I travel , you take holidays , they go to Spain
I debate , you argue , he has tourettes
I meet, you network , he begs.
I envision , you daydream , he takes medication
I publish , you blog , he chats  



Anonymous Anonymous said... 12:05 am

And the old favourite, I am a traveller, you are a tourist, he is a tripper.  



Anonymous Anonymous said... 12:10 am

Aces, Newmania!

I am guided by my principles, he is an opportunist, you are Ruth Kelly.  

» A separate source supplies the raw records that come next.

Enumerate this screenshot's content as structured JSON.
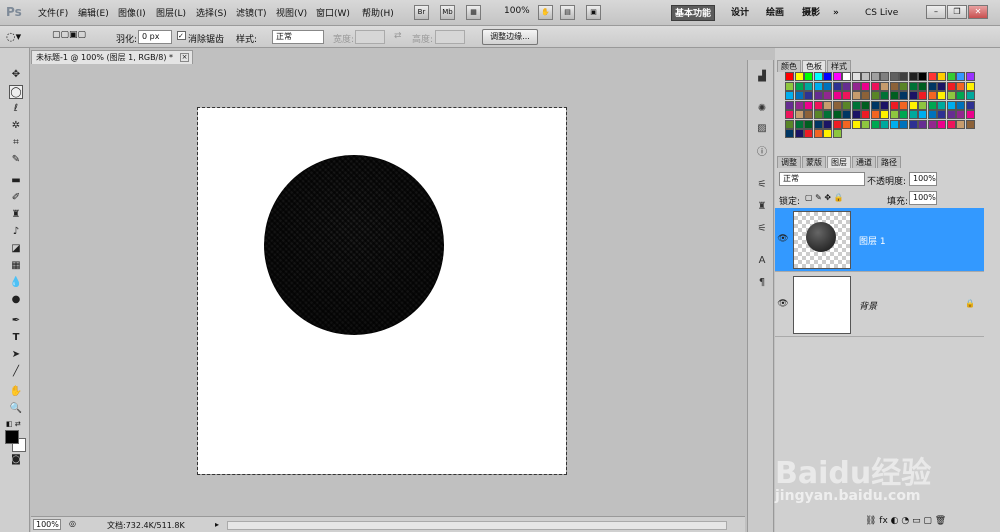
{
  "app": {
    "logo": "Ps"
  },
  "menu": [
    "文件(F)",
    "编辑(E)",
    "图像(I)",
    "图层(L)",
    "选择(S)",
    "滤镜(T)",
    "视图(V)",
    "窗口(W)",
    "帮助(H)"
  ],
  "top_toolbar": {
    "br": "Br",
    "mb": "Mb",
    "zoom": "100%"
  },
  "workspaces": {
    "active": "基本功能",
    "items": [
      "设计",
      "绘画",
      "摄影"
    ],
    "more": "»",
    "cslive": "CS Live"
  },
  "options": {
    "feather_label": "羽化:",
    "feather_value": "0 px",
    "antialias_label": "消除锯齿",
    "style_label": "样式:",
    "style_value": "正常",
    "width_label": "宽度:",
    "height_label": "高度:",
    "refine_edge": "调整边缘..."
  },
  "document": {
    "tab_title": "未标题-1 @ 100% (图层 1, RGB/8) *",
    "close": "×"
  },
  "status": {
    "zoom": "100%",
    "doc_info": "文档:732.4K/511.8K"
  },
  "panels": {
    "swatch_tabs": [
      "颜色",
      "色板",
      "样式"
    ],
    "layer_tabs": [
      "调整",
      "蒙版",
      "图层",
      "通道",
      "路径"
    ],
    "blend_mode": "正常",
    "opacity_label": "不透明度:",
    "opacity_value": "100%",
    "lock_label": "锁定:",
    "fill_label": "填充:",
    "fill_value": "100%",
    "layers": [
      {
        "name": "图层 1"
      },
      {
        "name": "背景"
      }
    ]
  },
  "watermark": {
    "brand": "Baidu经验",
    "url": "jingyan.baidu.com"
  }
}
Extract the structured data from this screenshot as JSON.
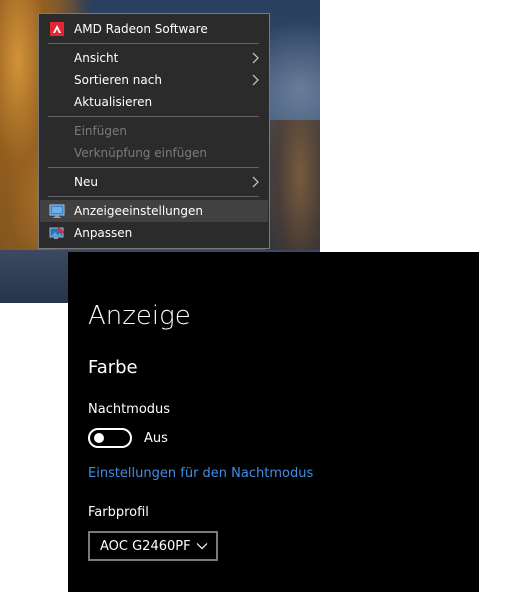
{
  "context_menu": {
    "items": [
      {
        "label": "AMD Radeon Software",
        "icon": "amd-radeon-icon"
      },
      {
        "label": "Ansicht",
        "submenu": true
      },
      {
        "label": "Sortieren nach",
        "submenu": true
      },
      {
        "label": "Aktualisieren"
      },
      {
        "label": "Einfügen",
        "disabled": true
      },
      {
        "label": "Verknüpfung einfügen",
        "disabled": true
      },
      {
        "label": "Neu",
        "submenu": true
      },
      {
        "label": "Anzeigeeinstellungen",
        "icon": "display-settings-icon",
        "highlighted": true
      },
      {
        "label": "Anpassen",
        "icon": "personalize-icon"
      }
    ]
  },
  "settings": {
    "page_title": "Anzeige",
    "section_title": "Farbe",
    "night_mode": {
      "label": "Nachtmodus",
      "state": "Aus",
      "enabled": false
    },
    "night_mode_link": "Einstellungen für den Nachtmodus",
    "color_profile": {
      "label": "Farbprofil",
      "value": "AOC G2460PF"
    }
  },
  "colors": {
    "menu_background": "#2b2b2b",
    "menu_highlight": "#414141",
    "menu_disabled_text": "#7b7b7b",
    "panel_background": "#000000",
    "link": "#3f8fe6",
    "amd_red": "#e3262f"
  }
}
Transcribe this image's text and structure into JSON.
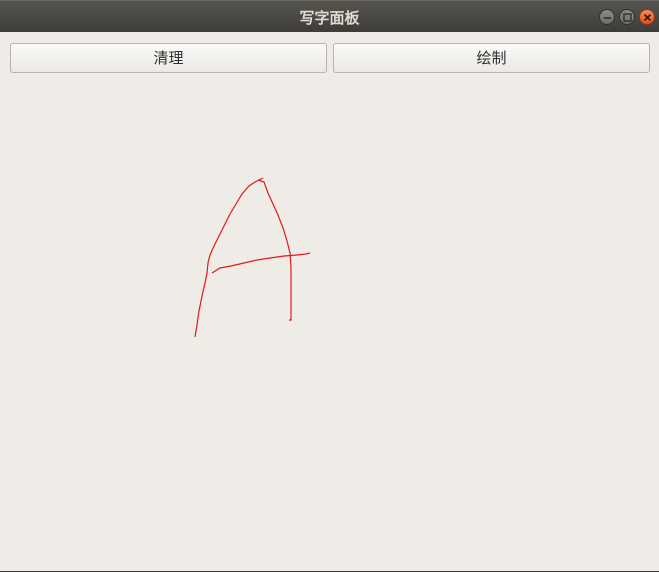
{
  "window": {
    "title": "写字面板",
    "controls": [
      "minimize-icon",
      "maximize-icon",
      "close-icon"
    ]
  },
  "toolbar": {
    "clear_label": "清理",
    "draw_label": "绘制"
  },
  "canvas": {
    "stroke_color": "#e11a1a"
  }
}
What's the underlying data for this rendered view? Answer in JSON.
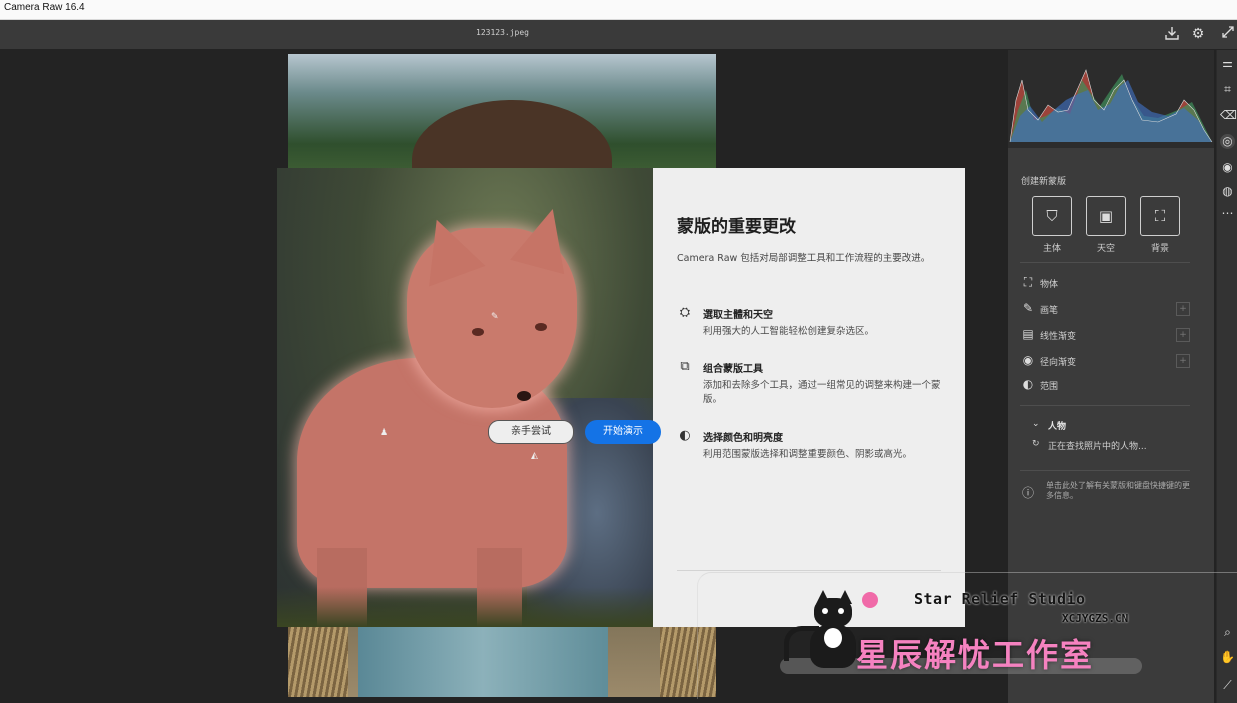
{
  "window": {
    "title": "Camera Raw 16.4"
  },
  "toolbar": {
    "filename": "123123.jpeg",
    "save_icon": "download-icon",
    "settings_icon": "gear-icon",
    "fullscreen_icon": "expand-icon"
  },
  "dialog": {
    "title": "蒙版的重要更改",
    "intro": "Camera Raw 包括对局部调整工具和工作流程的主要改进。",
    "features": [
      {
        "icon": "person-select-icon",
        "title": "選取主體和天空",
        "desc": "利用强大的人工智能轻松创建复杂选区。"
      },
      {
        "icon": "mask-combine-icon",
        "title": "组合蒙版工具",
        "desc": "添加和去除多个工具，通过一组常见的调整来构建一个蒙版。"
      },
      {
        "icon": "range-select-icon",
        "title": "选择颜色和明亮度",
        "desc": "利用范围蒙版选择和调整重要颜色、阴影或高光。"
      }
    ],
    "btn_try": "亲手尝试",
    "btn_start": "开始演示"
  },
  "panel": {
    "create_mask": "创建新蒙版",
    "quick_masks": [
      {
        "label": "主体",
        "icon": "subject-icon"
      },
      {
        "label": "天空",
        "icon": "sky-icon"
      },
      {
        "label": "背景",
        "icon": "background-icon"
      }
    ],
    "tools": [
      {
        "label": "物体",
        "icon": "object-icon",
        "plus": ""
      },
      {
        "label": "画笔",
        "icon": "brush-icon",
        "plus": "+"
      },
      {
        "label": "线性渐变",
        "icon": "linear-gradient-icon",
        "plus": "+"
      },
      {
        "label": "径向渐变",
        "icon": "radial-gradient-icon",
        "plus": "+"
      },
      {
        "label": "范围",
        "icon": "range-icon",
        "plus": ""
      }
    ],
    "people_heading": "人物",
    "people_status": "正在查找照片中的人物...",
    "help_text": "单击此处了解有关蒙版和键盘快捷键的更多信息。"
  },
  "watermark": {
    "en": "Star Relief Studio",
    "url": "XCJYGZS.CN",
    "cn": "星辰解忧工作室",
    "accent": "#f582c0"
  }
}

Anonymous Anonymous said... 12:19 am

I head up a quango, you are The Guardian's Public Sector Ad Manager, he is a drain on the public purse.  



Anonymous Anonymous said... 12:31 am

I define , you nit pick, he is Croydonian


that’s me lot .

Hi Verity!Ruth kelly is incredible isn`t she.

I am discrete, you are diplomatic she is a lying cow  



Anonymous Anonymous said... 12:44 am

Hanging on my office wall (given by a long suffering colleague"

I am firm
You are obstinate
He is a pig headed fool  



Anonymous Anonymous said... 4:23 am

I came, I saw, I conquered.


JJ (Form 2c)  



Anonymous Anonymous said... 9:51 am

My son is lively, yours is disruptive, his has ADD.